HEK-Dual™ hTLR9

Detection of the NF-kB response using QUANTI-Blue™. HEK-Dual™ hTLR9 (NF/IL8) and HEK-Blue™ hTLR9 cells were stimulated with various TLR agonists: ODN2006 (class B CpG ODN, the ligand of choice for hTLR9; 1 μg/ml), ODN1826 (class B CpG ODN, the ligand of choice for murine TLR9; 1 μg/ml), ODN2216 (class A CpG ODN that preferentially binds to hTLR9; 1 μg/ml), Poly(I:C) (TLR3 agonist; 3 μg/ml), FLA-ST (flagellin from S. typhimurium, TLR5 agonist; 100 ng/ml), and TNF-α (10 ng/ml). The TLR3, TLR5 and TNFR activities due to the endogenous expression of these receptors in HEK-Blue™ hTLR9 cells are shown in gray. After 24 hour incubation, NF‑kB‑induced SEAP activity was assessed using QUANTI‑Blue™ and reading the optical density (OD) at 655 nm.
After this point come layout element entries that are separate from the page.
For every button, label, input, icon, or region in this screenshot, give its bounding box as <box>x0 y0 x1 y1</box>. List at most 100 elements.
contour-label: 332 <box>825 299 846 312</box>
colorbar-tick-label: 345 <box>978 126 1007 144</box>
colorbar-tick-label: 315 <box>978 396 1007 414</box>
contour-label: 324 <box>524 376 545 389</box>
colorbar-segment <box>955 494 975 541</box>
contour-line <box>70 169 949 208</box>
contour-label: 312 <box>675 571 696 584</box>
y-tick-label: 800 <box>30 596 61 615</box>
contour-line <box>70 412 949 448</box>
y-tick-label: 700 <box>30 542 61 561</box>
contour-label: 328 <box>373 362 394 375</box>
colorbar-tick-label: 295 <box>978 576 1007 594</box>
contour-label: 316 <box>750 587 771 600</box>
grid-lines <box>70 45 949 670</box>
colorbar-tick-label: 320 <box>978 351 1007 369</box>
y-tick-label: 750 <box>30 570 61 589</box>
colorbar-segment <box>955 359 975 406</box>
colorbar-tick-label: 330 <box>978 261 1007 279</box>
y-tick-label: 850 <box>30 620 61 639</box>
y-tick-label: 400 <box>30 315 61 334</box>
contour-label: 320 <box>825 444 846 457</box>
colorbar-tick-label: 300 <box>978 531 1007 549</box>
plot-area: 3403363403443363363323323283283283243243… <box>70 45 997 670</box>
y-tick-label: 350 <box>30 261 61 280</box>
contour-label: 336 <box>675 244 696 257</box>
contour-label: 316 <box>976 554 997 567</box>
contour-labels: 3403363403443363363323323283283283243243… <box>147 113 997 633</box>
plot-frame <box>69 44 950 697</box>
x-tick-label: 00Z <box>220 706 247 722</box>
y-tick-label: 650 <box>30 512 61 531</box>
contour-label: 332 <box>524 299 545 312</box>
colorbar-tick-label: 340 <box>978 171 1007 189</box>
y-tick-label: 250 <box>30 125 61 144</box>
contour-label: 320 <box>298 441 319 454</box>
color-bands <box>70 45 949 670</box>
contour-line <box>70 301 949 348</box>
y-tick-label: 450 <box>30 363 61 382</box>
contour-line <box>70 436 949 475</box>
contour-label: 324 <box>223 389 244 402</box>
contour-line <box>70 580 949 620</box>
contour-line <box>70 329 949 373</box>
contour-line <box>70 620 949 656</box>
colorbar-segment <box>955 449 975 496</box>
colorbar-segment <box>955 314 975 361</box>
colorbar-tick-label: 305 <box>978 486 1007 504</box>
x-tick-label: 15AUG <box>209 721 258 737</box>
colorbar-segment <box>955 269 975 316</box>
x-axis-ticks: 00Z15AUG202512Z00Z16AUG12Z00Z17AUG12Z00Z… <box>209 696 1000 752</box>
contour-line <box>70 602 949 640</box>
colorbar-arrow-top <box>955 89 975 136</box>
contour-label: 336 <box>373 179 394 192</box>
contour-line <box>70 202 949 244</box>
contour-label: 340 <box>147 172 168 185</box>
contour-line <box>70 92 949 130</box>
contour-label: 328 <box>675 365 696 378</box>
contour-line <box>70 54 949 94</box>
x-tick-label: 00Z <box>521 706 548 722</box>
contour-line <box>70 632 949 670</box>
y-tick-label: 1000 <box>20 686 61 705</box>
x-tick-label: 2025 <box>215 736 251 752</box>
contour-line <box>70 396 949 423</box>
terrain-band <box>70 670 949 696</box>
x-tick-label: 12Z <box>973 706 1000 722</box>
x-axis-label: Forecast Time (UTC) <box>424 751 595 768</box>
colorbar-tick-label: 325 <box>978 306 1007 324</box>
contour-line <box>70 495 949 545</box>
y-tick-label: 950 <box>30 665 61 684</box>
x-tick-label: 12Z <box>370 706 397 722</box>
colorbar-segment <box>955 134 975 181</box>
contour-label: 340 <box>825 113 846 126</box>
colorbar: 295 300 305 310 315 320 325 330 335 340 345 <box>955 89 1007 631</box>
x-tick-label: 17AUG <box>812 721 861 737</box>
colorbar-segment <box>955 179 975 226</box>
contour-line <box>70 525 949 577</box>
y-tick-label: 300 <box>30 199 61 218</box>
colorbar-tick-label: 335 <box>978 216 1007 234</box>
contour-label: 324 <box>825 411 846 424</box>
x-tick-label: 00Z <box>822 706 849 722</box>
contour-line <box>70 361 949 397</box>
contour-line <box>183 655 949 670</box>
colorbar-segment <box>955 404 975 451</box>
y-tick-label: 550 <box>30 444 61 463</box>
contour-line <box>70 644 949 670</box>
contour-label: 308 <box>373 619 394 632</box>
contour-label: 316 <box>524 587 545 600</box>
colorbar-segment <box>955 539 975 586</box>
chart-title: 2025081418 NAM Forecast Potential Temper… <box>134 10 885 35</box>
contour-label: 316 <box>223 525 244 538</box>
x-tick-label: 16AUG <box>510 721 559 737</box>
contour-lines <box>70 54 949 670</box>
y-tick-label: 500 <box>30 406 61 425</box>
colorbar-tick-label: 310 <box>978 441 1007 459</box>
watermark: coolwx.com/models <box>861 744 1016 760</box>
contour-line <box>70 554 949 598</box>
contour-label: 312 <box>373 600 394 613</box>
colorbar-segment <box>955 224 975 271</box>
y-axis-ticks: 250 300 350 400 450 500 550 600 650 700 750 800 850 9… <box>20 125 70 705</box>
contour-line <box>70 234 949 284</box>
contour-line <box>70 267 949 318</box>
Detection of the IL-8 response using QUANTI-Luc™. HEK-Dual™ hTLR9 (NF/IL8) cells were stimulated with TLR9 agonists: ODN2006 (1 μg/ml), ODN1826 (1 μg/ml) and ODN2216 (1 μg/ml). After 24 hour incubation, activation of the IL-8 promoter was determined by measuring the relative light units (RLUs) in a luminometer using QUANTI‑Luc™, a Lucia luciferase detection reagent. The activation of the IL-8 promoter is expressed as fold increase relative to untreated cells which was calculated by dividing the RLUs for the treated cells by the RLUs for the untreated cells.